Like the apple bruising Kafka’s beetle, each of these pellets of recollection lodged in Moose’s flesh, releasing its cargo of memories of all the things he had lost— “Not lost! Gained!” Moose thundered aloud, but now, mercifully, that debate (lost or gained?) was supplanted in his mind by the proximity of Belmont Harbor and the yacht club. Yes, this was the place; Moose eased the station wagon into a parking space, desperate to free himself of its chassis, whose sole purpose, it now seemed, was to hold him still so that these bullets of memory could assault him, enter his flesh and release their shrapnel of foolish and unreliable nostalgia.

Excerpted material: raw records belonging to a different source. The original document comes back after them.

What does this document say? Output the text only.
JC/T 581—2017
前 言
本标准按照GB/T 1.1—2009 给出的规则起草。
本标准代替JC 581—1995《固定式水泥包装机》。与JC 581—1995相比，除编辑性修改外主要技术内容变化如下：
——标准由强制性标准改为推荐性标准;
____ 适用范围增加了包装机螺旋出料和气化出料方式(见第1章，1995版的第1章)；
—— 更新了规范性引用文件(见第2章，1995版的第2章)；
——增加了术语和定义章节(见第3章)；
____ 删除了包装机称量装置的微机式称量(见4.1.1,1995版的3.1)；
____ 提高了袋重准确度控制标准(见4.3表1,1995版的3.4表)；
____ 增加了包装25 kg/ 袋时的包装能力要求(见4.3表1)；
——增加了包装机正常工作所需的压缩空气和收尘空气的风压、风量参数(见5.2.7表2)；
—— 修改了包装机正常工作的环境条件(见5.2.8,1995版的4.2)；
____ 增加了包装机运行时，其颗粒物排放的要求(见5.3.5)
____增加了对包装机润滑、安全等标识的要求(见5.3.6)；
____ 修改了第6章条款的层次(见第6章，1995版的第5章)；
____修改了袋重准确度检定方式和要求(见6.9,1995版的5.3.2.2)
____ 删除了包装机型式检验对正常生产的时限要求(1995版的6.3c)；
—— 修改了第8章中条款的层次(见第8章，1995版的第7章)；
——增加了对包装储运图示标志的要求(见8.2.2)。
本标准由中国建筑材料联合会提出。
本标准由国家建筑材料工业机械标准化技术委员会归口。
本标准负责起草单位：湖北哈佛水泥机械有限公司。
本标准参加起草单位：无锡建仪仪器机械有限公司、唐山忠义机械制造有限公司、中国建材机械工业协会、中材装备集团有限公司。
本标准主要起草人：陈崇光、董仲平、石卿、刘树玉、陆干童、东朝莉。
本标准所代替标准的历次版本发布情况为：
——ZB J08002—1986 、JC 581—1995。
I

Even asleep, the little greyhound trailed after her madame, through a weave of green stars and gas lamps, along the boulevards of Paris. It was a conjured city that no native would recognize—Emma Bovary’s head on the pillow, its architect. Her Paris was assembled from a guidebook with an out-of-date map, and from the novels of Balzac and Sand, and from her vividly disordered recollections of the viscount’s ball at La Vaubyessard, with its odor of dying flowers, burning flambeaux, and truffles. (Many neighborhoods within the city’s quivering boundaries, curiously enough, smelled identical to the viscount’s dining room.) A rose and gold glow obscured the storefront windows, and cathedral bells tolled continuously as they strolled past the same four landmarks: a tremulous bridge over the roaring Seine, a vanilla-white dress shop, the vague façade of the opera house—overlaid in more gold light—and the crude stencil of a theater. All night they walked like that, companions in Emma’s phantasmal labyrinth, suspended by her hopeful mists, and each dawn the dog would wake to the second Madame Bovary, the lightly snoring woman on the mattress, her eyes still hidden beneath a peacock sleep mask. Lumped in the coverlet, Charles’s blocky legs tangled around her in an apprehensive pretzel, a doomed attempt to hold her in their marriage bed.